Тори притягивает колени к груди, обнимает их и продолжает плакать.

Думаю, я кое-что понимаю. Она привела свою сестру в церковь. Но тогда как она умерла?

— А потом?

Тори смотрит на меня в течение долгой минуты, словно вспоминает, складывает кусочки в своей голове.

— Она плакала на ступенях церкви, звала меня. Она была в своей любимой пижаме с котятами, с растрепанными волосами. Я пыталась их пригладить, но она была слишком беспокойная. — Она смотрит на меня широко открытыми глазами и продолжает: — Она тянула ко мне руки, когда я переходила улицу. Я хотела украсть еду из местного магазина, и не хотела, чтобы она была причастна к чему-то такому.

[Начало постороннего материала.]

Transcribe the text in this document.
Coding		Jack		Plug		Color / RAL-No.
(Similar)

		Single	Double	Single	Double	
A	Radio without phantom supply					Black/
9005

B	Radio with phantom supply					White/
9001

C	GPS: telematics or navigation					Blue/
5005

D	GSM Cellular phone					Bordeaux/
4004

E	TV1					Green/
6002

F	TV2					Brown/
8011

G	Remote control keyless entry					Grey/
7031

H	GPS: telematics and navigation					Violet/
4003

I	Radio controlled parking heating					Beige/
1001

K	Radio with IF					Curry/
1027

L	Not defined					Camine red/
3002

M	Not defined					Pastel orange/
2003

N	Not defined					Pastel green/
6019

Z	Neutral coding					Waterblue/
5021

Она замолкает, взгляд становится пустым и потерянным.

— Тори?





— Она побежала за мной. Я просила ее не делать этого. Я видела, как она бежала по дороге, и как к ней неслась машина. Было темно. Последнее, что я слышала, это ее крик, а затем стало очень тихо. — Тори шумно и тяжело дышит. — Я должна была позаботиться о ней, ЭйДжей. У нее была только я. Ты знаешь, каково это — видеть на земле раздавленного ребенка после того, как его сбила машина?

— Тори, остановись. — Я не смогу этого вынести. Не думаю, что смогу.

— Я побежала к ней. Упала на нее сверху, сжимая то, что осталось целым — то, что осталось от нее, и этого было не так много. Я не могу выкинуть это из головы, ЭйДжей. Она была такой красивой, идеальной и самой милой маленькой девочкой, в отличие от меня. Это должна была быть я. Я заставила свою мать покончить с собой, а потом... я была так глупа, что убила свою младшую сестру.

Она перестает говорить, а я, кажется, перестаю дышать.

Тори вытягивает руки и отталкивает меня на кровать, бежит в ванную, и я слышу, как ее сильно рвет.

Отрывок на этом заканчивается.